The world’s dominant asset manager BlackRock plans to allow retail investors to vote on corporate and shareholder proposals. Individual investors would be able to access the firm’s Voting Choice program, effectively folding in about $2trn more assets under management, where previously only institutional investors representing an aggregate $598bn in assets could use it. It’s a break from the norm, whereby retail investors would otherwise have to leave the voting to BlackRock.

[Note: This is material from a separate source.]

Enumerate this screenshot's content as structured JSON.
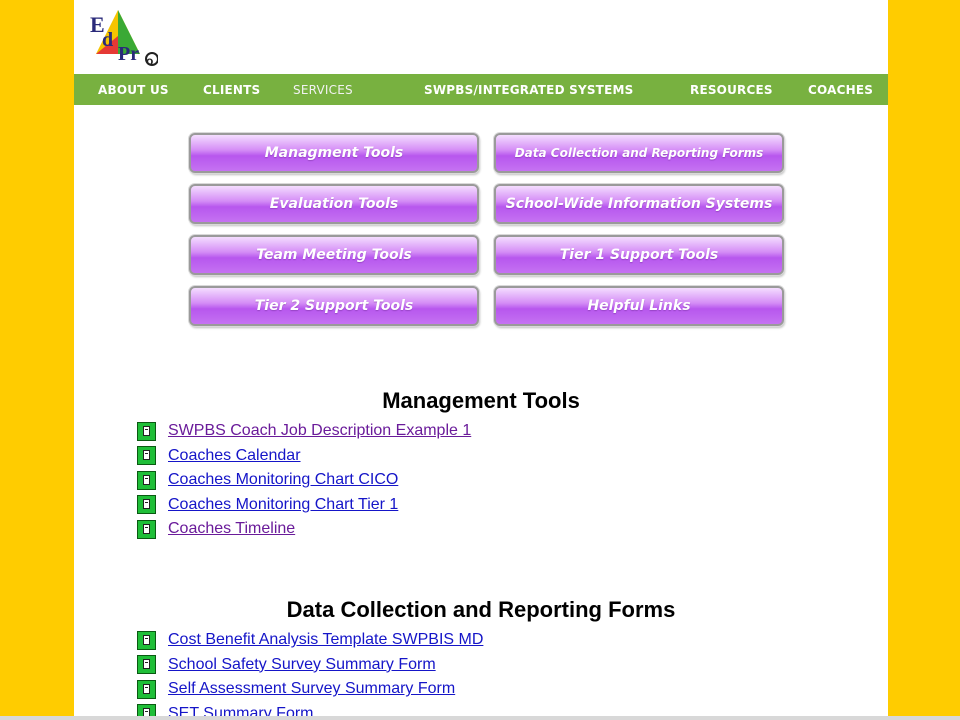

The firm has “touted its Voting Choice program in the face of Republicans' anti-ESG rhetoric,” Politico reports.
The Uninsurables.
A man-made climate crisis has intensified natural disasters, resulting in a record number of billion-dollar insured losses last year. Insurance companies have reacted by sending premiums through the roof – that is, if they don’t pull out of a particularly endangered region altogether. It’s effectively a “carbon price” on consumers. One major factor in the price hikes: property catastrophe reinsurance (that’s insurance for insurance companies, in the event they can’t cover the total cost of disaster policy payouts).
POLITICS and MONEY
Crypto Pushback.
Fairshake, one of a trio of prominent crypto super-PACs operating on the Hill, has set its sights on Democratic Rep. Katie Porter, running for Senate in California. It recently spent at least $2.9mn on an ad push attacking Porter. The representative retorted in an email: “Crypto billionaires don’t want a strong voice for consumers in the Senate, because they fear anyone who calls out corruption and greed.”